Target metadata is an array in the tasks.json schema file that defines each target’s characteristics. It serves as a logical connection between task_ids and corresponding output_types:

        flowchart LR
    subgraph task-id["task_ids"]
    target
    end

    subgraph output-type["output_type"]
    vars["[output type objects]"]
    end

    subgraph target-metadata["target_metadata"]
    subgraph tk["target_keys"]
    tktarget["target"]
    end
    target-type["target_type"]
    end

    tktarget -->|"matches"| target
    target-type -->|"corresponds to"| vars
    

Example#

Here is an example of how the target metadata fields might appear in the tasks.json schema for a Hub whose target is incident COVID-19 hospitalizations.

"target_metadata": [
    {
        "target_id": "inc covid hosp",
        "target_name": "Daily incident COVID hospitalizations",
        "target_units": "count",
        "target_keys": {
            "target": "inc covid hosp"
        },
        "description": "Daily newly reported hospitalizations where the patient has COVID, as reported by hospital facilities and aggregated in the HHS Protect data collection system.",
        "target_type": "discrete",
        "is_step_ahead": true,
        "time_unit": "day"
    }
]

Details#

Target metadata comprises the following fields:

  • target_id: a short description uniquely identifying the target.

  • target_name: a longer, human-readable description of the target, which could be used as a visualization axis label.

  • target_units: the unit of observation used for this target.

  • target_keys: a set of one or more name/value pairs that must match a target defined in the task_ids section of the schema. Each value, or the combination of values if multiple keys are specified, defines a single target value.

  • description: a verbose explanation of the target, which might include details on the measure used for the target or a definition of ‘rate’, for example.

  • target_type: the target’s statistical data type that must correspond to the output_type section of the schema.

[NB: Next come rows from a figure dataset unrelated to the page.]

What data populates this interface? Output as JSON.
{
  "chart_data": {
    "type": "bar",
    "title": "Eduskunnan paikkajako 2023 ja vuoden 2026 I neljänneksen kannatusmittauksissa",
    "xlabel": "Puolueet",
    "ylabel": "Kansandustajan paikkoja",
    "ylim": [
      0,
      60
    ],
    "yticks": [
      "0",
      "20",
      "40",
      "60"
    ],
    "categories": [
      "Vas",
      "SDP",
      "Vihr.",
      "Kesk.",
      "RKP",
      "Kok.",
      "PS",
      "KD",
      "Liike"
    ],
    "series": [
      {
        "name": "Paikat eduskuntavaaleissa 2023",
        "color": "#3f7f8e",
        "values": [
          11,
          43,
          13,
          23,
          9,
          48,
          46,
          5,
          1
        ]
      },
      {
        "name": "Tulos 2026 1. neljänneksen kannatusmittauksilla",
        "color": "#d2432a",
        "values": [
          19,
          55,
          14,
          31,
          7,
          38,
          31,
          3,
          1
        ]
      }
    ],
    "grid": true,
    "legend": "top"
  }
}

    The following table lists the possible values for target_type (rows) and the corresponding output_type (columns). An X indicates that the output type can be used with the target type, and a - means that it can not be used. We note that for the binary data type row, mean and median output_type are X’ed for definitional consistency, but in practice, the hubverse recommends using pmf or sample output_type as a more natural way to represent these values.

    target_type

    mean

    median

    quantile

    cdf

    pmf

    sample

    continuous

    X

    X

    X

    X

    -

    X

    discrete

    X

    X

    X

    X

    X

    X

    nominal

    -

    -

    -

    -

    X

    X

    binary

    X

    X

    -

    -

    X

    X

    date

    X

    X

    X

    X

    X

    X

    ordinal

    -

    X

    X

    X

    X

    X

    compositional

    X

    X

    -

    -

    -

    X

  • is_step_ahead: a Boolean value that indicates whether the target is part of a sequence of values, defined by time_unit.

  • time_unit: When is_step_ahead is true, this field should be one of "day", "week", or "month", defining the unit of time steps. This field will be ignored when is_step_ahead is false.